Project Reconciliation, a Canadian indigenous group, is aiming to gain full ownership of the Trans Mountain oil pipeline.

Canada’s federal government bought Trans Mountain from Kinder Morgan for $4.5 billion in 2018 after the company threatened to end the line’s expansion amid fierce environmental opposition. Alberta’s oil sands industry badly needs more conduits to export its crude oil, and many people hoped that indigenous participation would help quell objections to the project.

Prime Minister Justin Trudeau’s government has said that it will sell its ownership in Trans Mountain once the expansion is completed and de-risked and is open to indigenous participation. The government is currently engaged in consultations with indigenous communities.
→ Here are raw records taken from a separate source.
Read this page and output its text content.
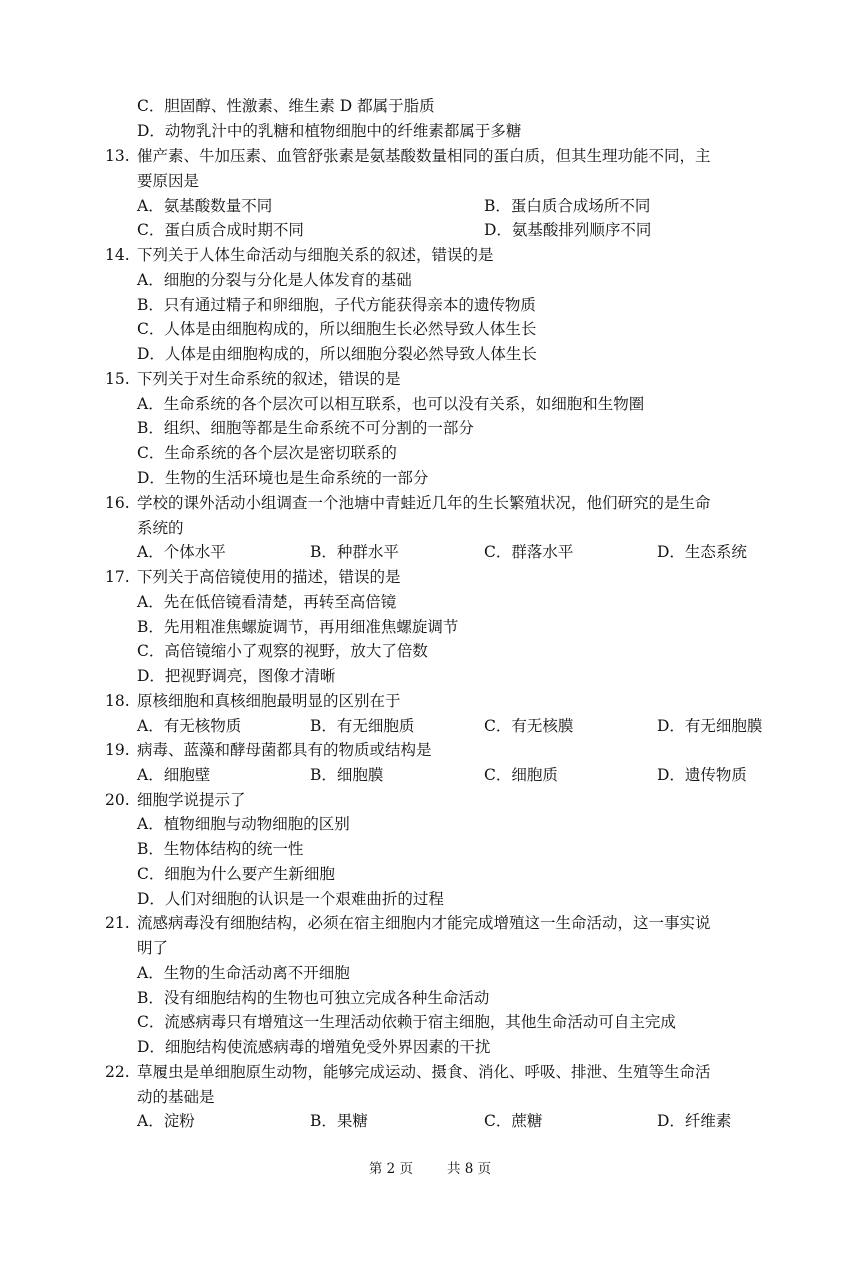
C．胆固醇、性激素、维生素 D 都属于脂质
D．动物乳汁中的乳糖和植物细胞中的纤维素都属于多糖
13. 催产素、牛加压素、血管舒张素是氨基酸数量相同的蛋白质，但其生理功能不同，主
要原因是
A．氨基酸数量不同	B．蛋白质合成场所不同
C．蛋白质合成时期不同	D．氨基酸排列顺序不同
14. 下列关于人体生命活动与细胞关系的叙述，错误的是
A．细胞的分裂与分化是人体发育的基础
B．只有通过精子和卵细胞，子代方能获得亲本的遗传物质
C．人体是由细胞构成的，所以细胞生长必然导致人体生长
D．人体是由细胞构成的，所以细胞分裂必然导致人体生长
15. 下列关于对生命系统的叙述，错误的是
A．生命系统的各个层次可以相互联系，也可以没有关系，如细胞和生物圈
B．组织、细胞等都是生命系统不可分割的一部分
C．生命系统的各个层次是密切联系的
D．生物的生活环境也是生命系统的一部分
16. 学校的课外活动小组调查一个池塘中青蛙近几年的生长繁殖状况，他们研究的是生命
系统的
A．个体水平	B．种群水平	C．群落水平	D．生态系统
17. 下列关于高倍镜使用的描述，错误的是
A．先在低倍镜看清楚，再转至高倍镜
B．先用粗准焦螺旋调节，再用细准焦螺旋调节
C．高倍镜缩小了观察的视野，放大了倍数
D．把视野调亮，图像才清晰
18. 原核细胞和真核细胞最明显的区别在于
A．有无核物质	B．有无细胞质	C．有无核膜	D．有无细胞膜
19. 病毒、蓝藻和酵母菌都具有的物质或结构是
A．细胞壁	B．细胞膜	C．细胞质	D．遗传物质
20. 细胞学说提示了
A．植物细胞与动物细胞的区别
B．生物体结构的统一性
C．细胞为什么要产生新细胞
D．人们对细胞的认识是一个艰难曲折的过程
21. 流感病毒没有细胞结构，必须在宿主细胞内才能完成增殖这一生命活动，这一事实说
明了
A．生物的生命活动离不开细胞
B．没有细胞结构的生物也可独立完成各种生命活动
C．流感病毒只有增殖这一生理活动依赖于宿主细胞，其他生命活动可自主完成
D．细胞结构使流感病毒的增殖免受外界因素的干扰
22. 草履虫是单细胞原生动物，能够完成运动、摄食、消化、呼吸、排泄、生殖等生命活
动的基础是
A．淀粉	B．果糖	C．蔗糖	D．纤维素
第 2 页	共 8 页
Project Reconciliation is among several indigenous groups that formed more than two years ago to seek a stake in Canada’s only oil pipeline system that delivers crude oil from Alberta to the west coast.

Project Reconciliation had previously sought no more than a 51% stake in the Trans Mountain oil pipeline. Now it is seeking 75% with the option to eventually own 100% of the pipeline, the group said in a written statement.

Project Reconciliation said it wants to use pipeline revenues to start a sovereign wealth fund to support indigenous communities, which often suffer from high levels of poverty. Another indigenous group seeking ownership of the Trans Mountain pipeline is the Western Indigenous Pipeline Group, which is based in British Columbia.